C’est sur cette citation du professeur Michael Russell, pionnier dans l’étude de la dépendance au tabac, que reposent les bases de la substitution nicotinique.
C’est en effet ce psychiatre et scientifique sud-africain qui a identifié le rôle de la nicotine, dans les années 1970. Comprenant que cette substance seule présentait peu de risque pour la santé, mais qu’elle était l’un des principaux facteurs de la dépendance, tandis que la fumée était seule responsable de la majorité des maladies liées au tabagisme, il a contribué à la recherche et au développement de traitements de substitution nicotinique pour les fumeurs. Il a aussi démontré que ceux-ci adaptaient leur façon de fumer, pour satisfaire au plus juste leur besoin de nicotine.

Comment se crée la dépendance au tabac ?

Le cerveau humain est naturellement doté de récepteurs de l’Acétylcholine sur lesquels la nicotine peut imiter l’effet de ce neurotransmetteur naturel. La nicotine se fixe sur ces récepteurs, et stimule le système de récompense en leur faisant libérer de la Dopamine (aussi appelée « hormone du plaisir »).

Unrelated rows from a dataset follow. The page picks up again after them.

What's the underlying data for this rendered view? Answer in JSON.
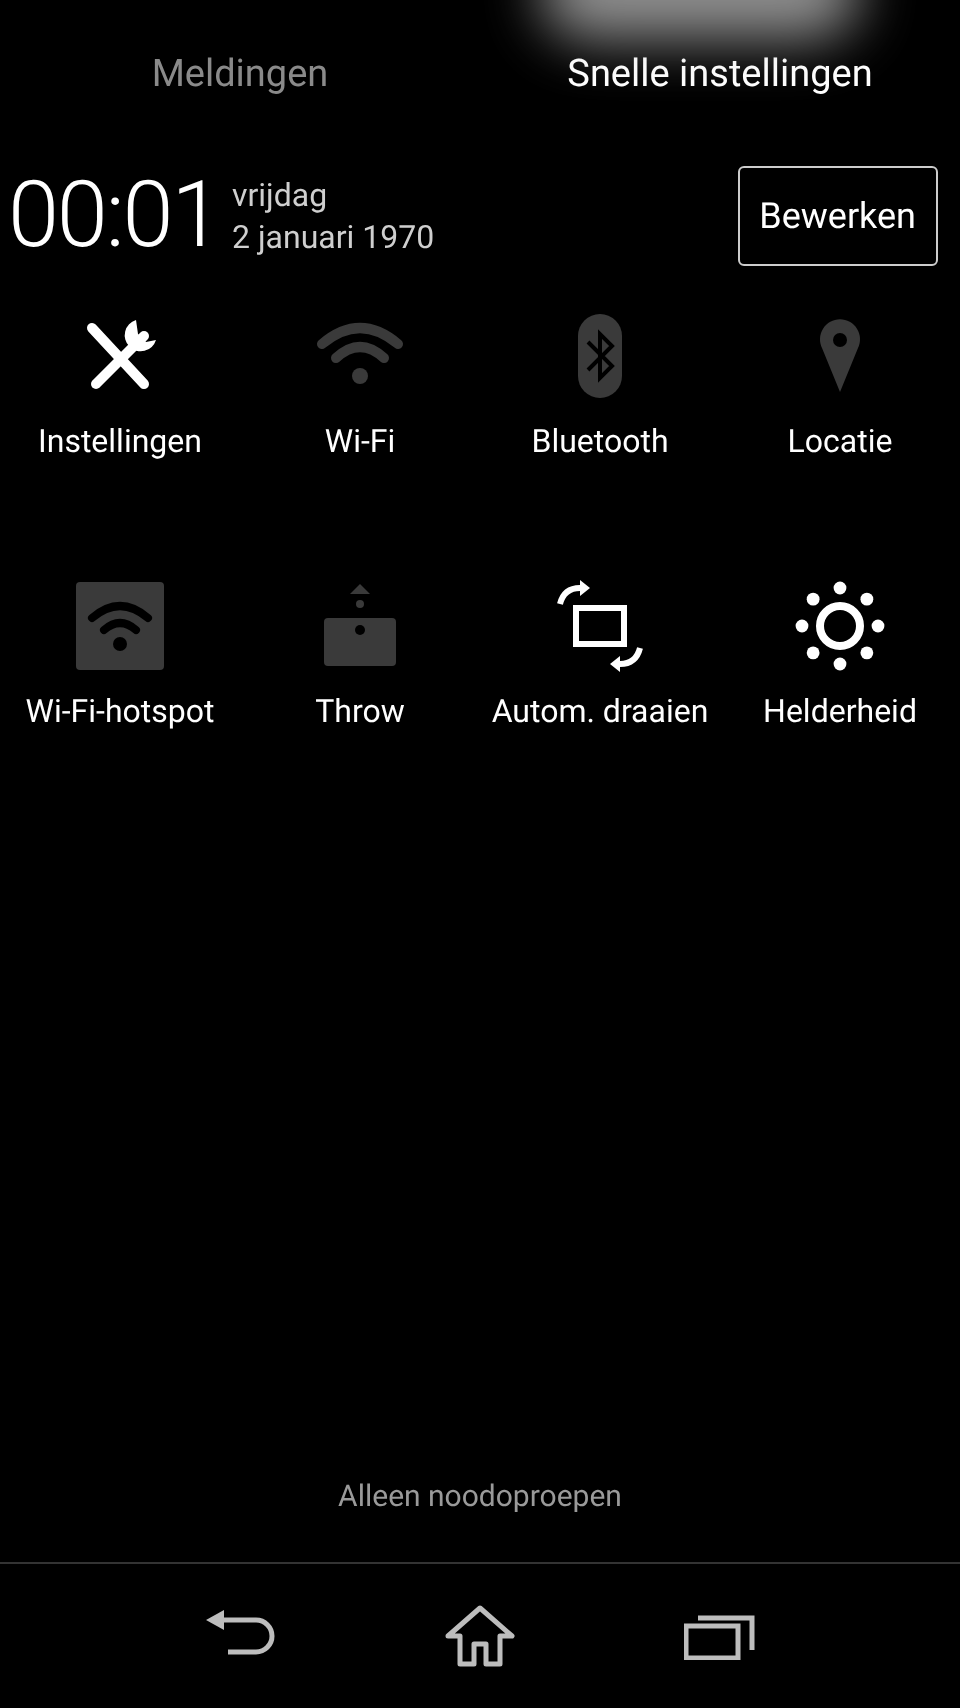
{
  "tabs": [
    {
      "label": "Meldingen",
      "selected": false
    },
    {
      "label": "Snelle instellingen",
      "selected": true
    }
  ],
  "clock": {
    "time": "00:01",
    "weekday": "vrijdag",
    "date": "2 januari 1970"
  },
  "edit_button": "Bewerken",
  "tiles": [
    {
      "kind": "settings",
      "label": "Instellingen",
      "on": true
    },
    {
      "kind": "wifi",
      "label": "Wi-Fi",
      "on": false
    },
    {
      "kind": "bluetooth",
      "label": "Bluetooth",
      "on": false
    },
    {
      "kind": "location",
      "label": "Locatie",
      "on": false
    },
    {
      "kind": "hotspot",
      "label": "Wi-Fi-hotspot",
      "on": false
    },
    {
      "kind": "throw",
      "label": "Throw",
      "on": false
    },
    {
      "kind": "rotate",
      "label": "Autom. draaien",
      "on": true
    },
    {
      "kind": "brightness",
      "label": "Helderheid",
      "on": true
    }
  ],
  "status_text": "Alleen noodoproepen"
}
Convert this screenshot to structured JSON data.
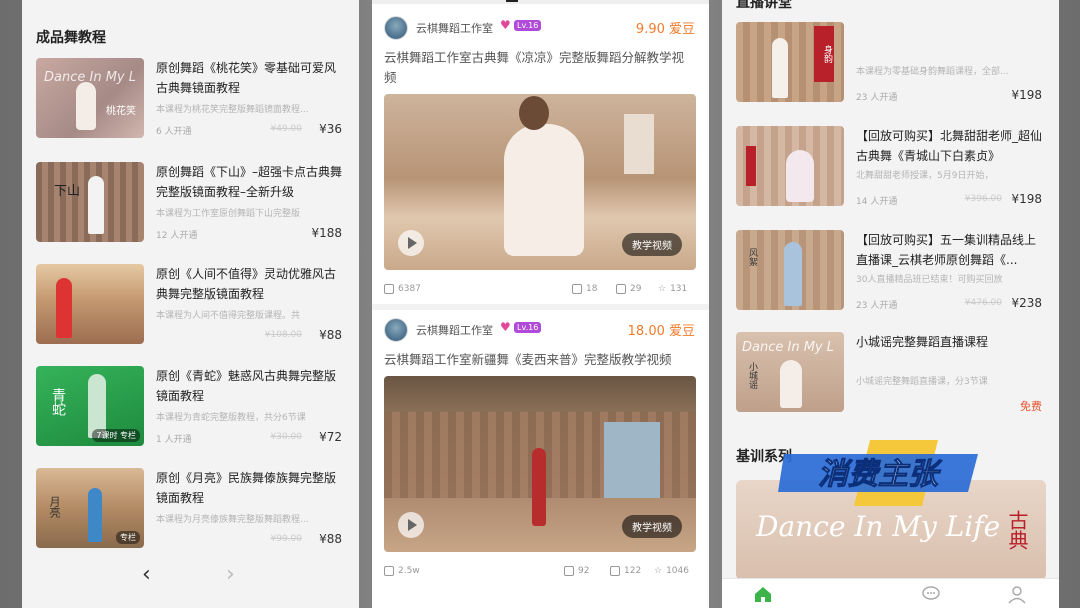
{
  "left": {
    "section_title": "成品舞教程",
    "courses": [
      {
        "title": "原创舞蹈《桃花笑》零基础可爱风古典舞镜面教程",
        "desc": "本课程为桃花笑完整版舞蹈镜面教程...",
        "enroll": "6 人开通",
        "orig": "¥49.00",
        "price": "¥36",
        "thumb_text": "桃花笑"
      },
      {
        "title": "原创舞蹈《下山》–超强卡点古典舞完整版镜面教程–全新升级",
        "desc": "本课程为工作室原创舞蹈下山完整版",
        "enroll": "12 人开通",
        "orig": "",
        "price": "¥188",
        "thumb_text": "下山"
      },
      {
        "title": "原创《人间不值得》灵动优雅风古典舞完整版镜面教程",
        "desc": "本课程为人间不值得完整版课程。共",
        "enroll": "",
        "orig": "¥108.00",
        "price": "¥88",
        "thumb_text": ""
      },
      {
        "title": "原创《青蛇》魅惑风古典舞完整版镜面教程",
        "desc": "本课程为青蛇完整版教程，共分6节课",
        "enroll": "1 人开通",
        "orig": "¥30.00",
        "price": "¥72",
        "thumb_text": "青蛇",
        "badge": "7课时 专栏"
      },
      {
        "title": "原创《月亮》民族舞傣族舞完整版镜面教程",
        "desc": "本课程为月亮傣族舞完整版舞蹈教程...",
        "enroll": "",
        "orig": "¥99.00",
        "price": "¥88",
        "thumb_text": "月亮",
        "badge": "专栏"
      }
    ],
    "pager_prev": "‹",
    "pager_next": "›"
  },
  "middle": {
    "posts": [
      {
        "author": "云棋舞蹈工作室",
        "lv": "Lv.16",
        "cost": "9.90 爱豆",
        "caption": "云棋舞蹈工作室古典舞《凉凉》完整版舞蹈分解教学视频",
        "tag": "教学视频",
        "views": "6387",
        "comments": "18",
        "likes": "29",
        "favs": "131"
      },
      {
        "author": "云棋舞蹈工作室",
        "lv": "Lv.16",
        "cost": "18.00 爱豆",
        "caption": "云棋舞蹈工作室新疆舞《麦西来普》完整版教学视频",
        "tag": "教学视频",
        "views": "2.5w",
        "comments": "92",
        "likes": "122",
        "favs": "1046"
      }
    ]
  },
  "right": {
    "section_top": "直播讲堂",
    "courses": [
      {
        "title": "",
        "desc": "本课程为零基础身韵舞蹈课程，全部...",
        "enroll": "23 人开通",
        "orig": "",
        "price": "¥198",
        "thumb_text": "身韵"
      },
      {
        "title": "【回放可购买】北舞甜甜老师_超仙古典舞《青城山下白素贞》",
        "desc": "北舞甜甜老师授课，5月9日开始，",
        "enroll": "14 人开通",
        "orig": "¥396.00",
        "price": "¥198",
        "thumb_text": ""
      },
      {
        "title": "【回放可购买】五一集训精品线上直播课_云棋老师原创舞蹈《...",
        "desc": "30人直播精品班已结束！可购买回放",
        "enroll": "23 人开通",
        "orig": "¥476.00",
        "price": "¥238",
        "thumb_text": ""
      },
      {
        "title": "小城谣完整舞蹈直播课程",
        "desc": "小城谣完整舞蹈直播课，分3节课",
        "enroll": "",
        "orig": "",
        "price": "免费",
        "thumb_text": "小城谣"
      }
    ],
    "section_bottom": "基训系列",
    "banner_text": "Dance In My Life",
    "banner_side": "古典"
  },
  "watermark": {
    "text": "消费主张"
  },
  "colors": {
    "accent": "#f07b2c",
    "free": "#e8532f",
    "nav_active": "#3bb54a",
    "lv": "#b04ad8"
  }
}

Lorsqu’elle est procurée par la cigarette classique, la nicotine arrive au cerveau de façon massive et rapide, dès les premières bouffées. Inhalée avec la fumée, la nicotine passe dans le sang, puis arrive sous forme de « pics » en 9 à 19 secondes au cerveau. Du fait de ces pics ou « shoots », les récepteurs de l’Acétylcholine (qu’on appellera alors « récepteurs nicotiniques ») augmentent en nombre, ceux-ci réclamant à leur tour leur dose de nicotine.

Une fois devenu fumeur régulier, un niveau moyen de besoin en nicotine s’établit*, et la consommation de tabac fumé devient régulière, pour l’assouvir. Un fumeur a en effet une consommation relativement constante en nombre de cigarettes par jour.

Toujours avec le tabac fumé mais sur un temps court, on constate que la courbe de nicotinémie (concentration de nicotine dans le sang) est irrégulière. Prenant la forme de pics à chaque cigarette, la courbe s’élève alors au dessus du niveau de besoin. Après une cigarette, la nicotine se métabolise (s’élimine) progressivement et rapidement, et la courbe s’infléchit. Une fois la nicotinémie repassée sous le niveau de besoin, c’est le manque qui se fait à nouveau ressentir, appelant une autre cigarette qui permettra de le calmer, et ainsi de suite… (Fig 1)

 
*Le niveau de besoin sera propre à chaque fumeur, et relativement constant. Mais il peut tout de même évoluer, durant sa vie. Il peut aussi augmenter de manière subite, lors d’événements émotionnels (ce qui explique un besoin de fumer plus important, lors de certaines situations de stress, par exemple).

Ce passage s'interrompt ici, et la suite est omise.